Grinning wickedly, Charles kissed me on both cheeks with such an exaggerated smacking sound that some in the crowd tittered.
“Don’t worry,” he whispered. “I’ll soon prove that he can laugh.”
He drew back and presented my hands to Henri. The King beamed; apparently, he approved of Charles’s every action.
Panicked, Henri looked to his older brother; the Dauphin gave him a nod of gentle encouragement. Henri’s expression hardened with determination as he turned back to me, but terror flickered in his eyes as he leaned down to kiss me; his breath smelled agreeably of fennel seed.

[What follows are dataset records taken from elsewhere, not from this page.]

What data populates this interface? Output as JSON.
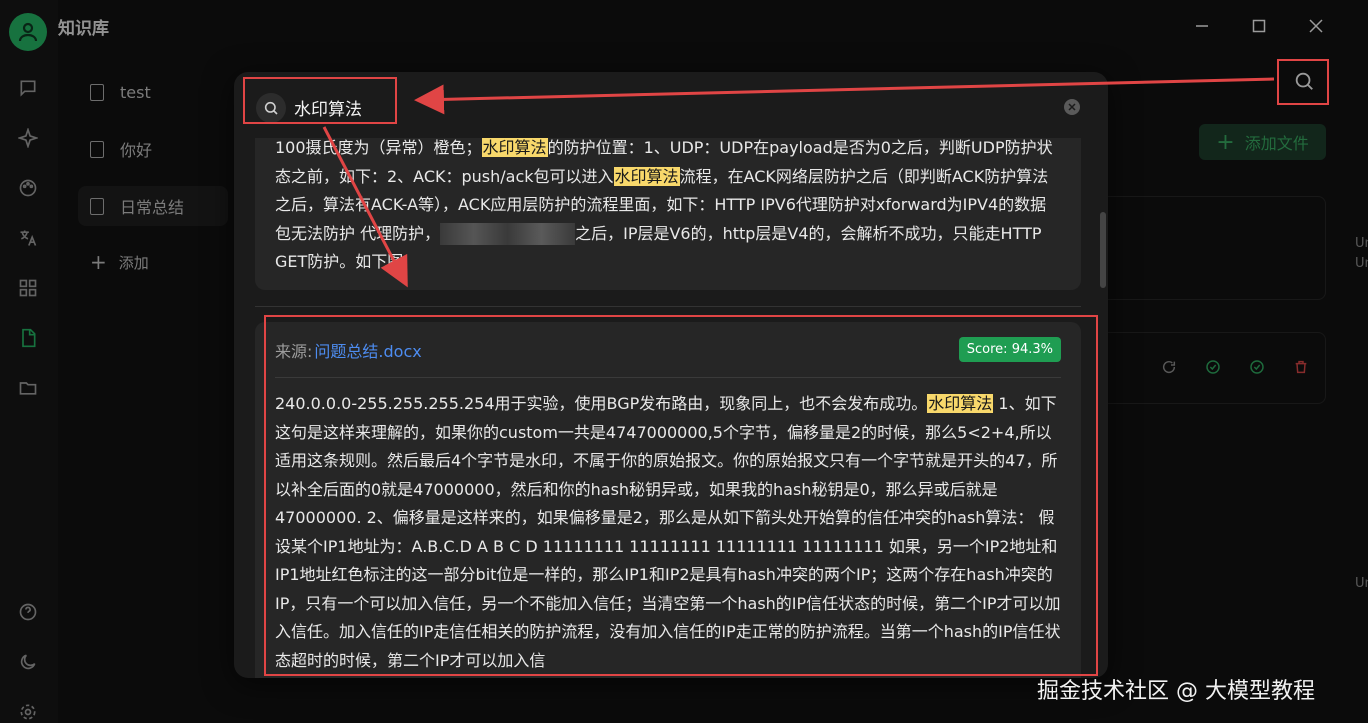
{
  "app": {
    "title": "知识库"
  },
  "sidebar_items": [
    {
      "label": "test"
    },
    {
      "label": "你好"
    },
    {
      "label": "日常总结"
    }
  ],
  "add_kb_label": "添加",
  "toolbar": {
    "add_file_label": "添加文件"
  },
  "right_edge_texts": [
    "Un",
    "Un",
    "Un"
  ],
  "search": {
    "query": "水印算法",
    "results": [
      {
        "segments": [
          {
            "text": "100摄氏度为（异常）橙色；",
            "hl": false
          },
          {
            "text": "水印算法",
            "hl": true
          },
          {
            "text": "的防护位置：1、UDP：UDP在payload是否为0之后，判断UDP防护状态之前，如下：2、ACK：push/ack包可以进入",
            "hl": false
          },
          {
            "text": "水印算法",
            "hl": true
          },
          {
            "text": "流程，在ACK网络层防护之后（即判断ACK防护算法之后，算法有ACK-A等），ACK应用层防护的流程里面，如下：HTTP IPV6代理防护对xforward为IPV4的数据包无法防护 代理防护，",
            "hl": false
          },
          {
            "text": "",
            "blur": true
          },
          {
            "text": "之后，IP层是V6的，http层是V4的，会解析不成功，只能走HTTP GET防护。如下图:",
            "hl": false
          }
        ]
      },
      {
        "source_label": "来源:",
        "source_file": "问题总结.docx",
        "score": "Score: 94.3%",
        "segments": [
          {
            "text": "240.0.0.0-255.255.255.254用于实验，使用BGP发布路由，现象同上，也不会发布成功。",
            "hl": false
          },
          {
            "text": "水印算法",
            "hl": true
          },
          {
            "text": " 1、如下这句是这样来理解的，如果你的custom一共是4747000000,5个字节，偏移量是2的时候，那么5<2+4,所以适用这条规则。然后最后4个字节是水印，不属于你的原始报文。你的原始报文只有一个字节就是开头的47，所以补全后面的0就是47000000，然后和你的hash秘钥异或，如果我的hash秘钥是0，那么异或后就是47000000. 2、偏移量是这样来的，如果偏移量是2，那么是从如下箭头处开始算的信任冲突的hash算法：  假设某个IP1地址为：A.B.C.D A B C D 11111111 11111111 11111111 11111111 如果，另一个IP2地址和IP1地址红色标注的这一部分bit位是一样的，那么IP1和IP2是具有hash冲突的两个IP；这两个存在hash冲突的IP，只有一个可以加入信任，另一个不能加入信任；当清空第一个hash的IP信任状态的时候，第二个IP才可以加入信任。加入信任的IP走信任相关的防护流程，没有加入信任的IP走正常的防护流程。当第一个hash的IP信任状态超时的时候，第二个IP才可以加入信",
            "hl": false
          }
        ]
      }
    ]
  },
  "watermark": "掘金技术社区 @ 大模型教程",
  "colors": {
    "accent_green": "#24b062",
    "highlight": "#f8d86b",
    "annotation_red": "#e04545",
    "link_blue": "#4d8cf0"
  },
  "icons": [
    "user-icon",
    "chat-icon",
    "sparkle-icon",
    "palette-icon",
    "translate-icon",
    "grid-icon",
    "file-icon",
    "folder-icon",
    "help-icon",
    "moon-icon",
    "settings-icon",
    "search-icon",
    "clear-icon",
    "minimize-icon",
    "maximize-icon",
    "close-icon",
    "refresh-icon",
    "check-circle-icon",
    "trash-icon"
  ]
}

“Duchess,” he began, reciting a speech from memory. “With all my heart, and with the good wishes of all my people, I welcome you to my father’s kingdom, and to . . .” He faltered.
“To our family, the Valois!” the King snapped. “Have you no brains? You’ve only practiced it a hundred times!”
Henri glared up at his father with sullen hatred. The unpleasant moment was broken suddenly by a loud, stuttering fart. I thought that someone in the royal party had just embarrassed themselves until I saw young Charles’s smug grin. His tactic worked: Henri broke into a charming smile and giggled; King François relaxed and gave Charles a reproving but affectionate nudge. The Dauphin smiled, relieved for his father and brother.
Henri gathered himself and, in better humor, said, “Catherine, welcome to our family, the Valois.”
Catherine, he said, and like that, Caterina was no more.
His voice was too deep to be a boy’s, too wavering in pitch to be a man’s. Though I had never heard it before, I knew it. His voice and face were young now, but given time and maturity, they would change. Somewhere, between my bridegroom’s voice and his father’s, somewhere between his features and the King’s, were those of the man who had cried out to me in my dreams.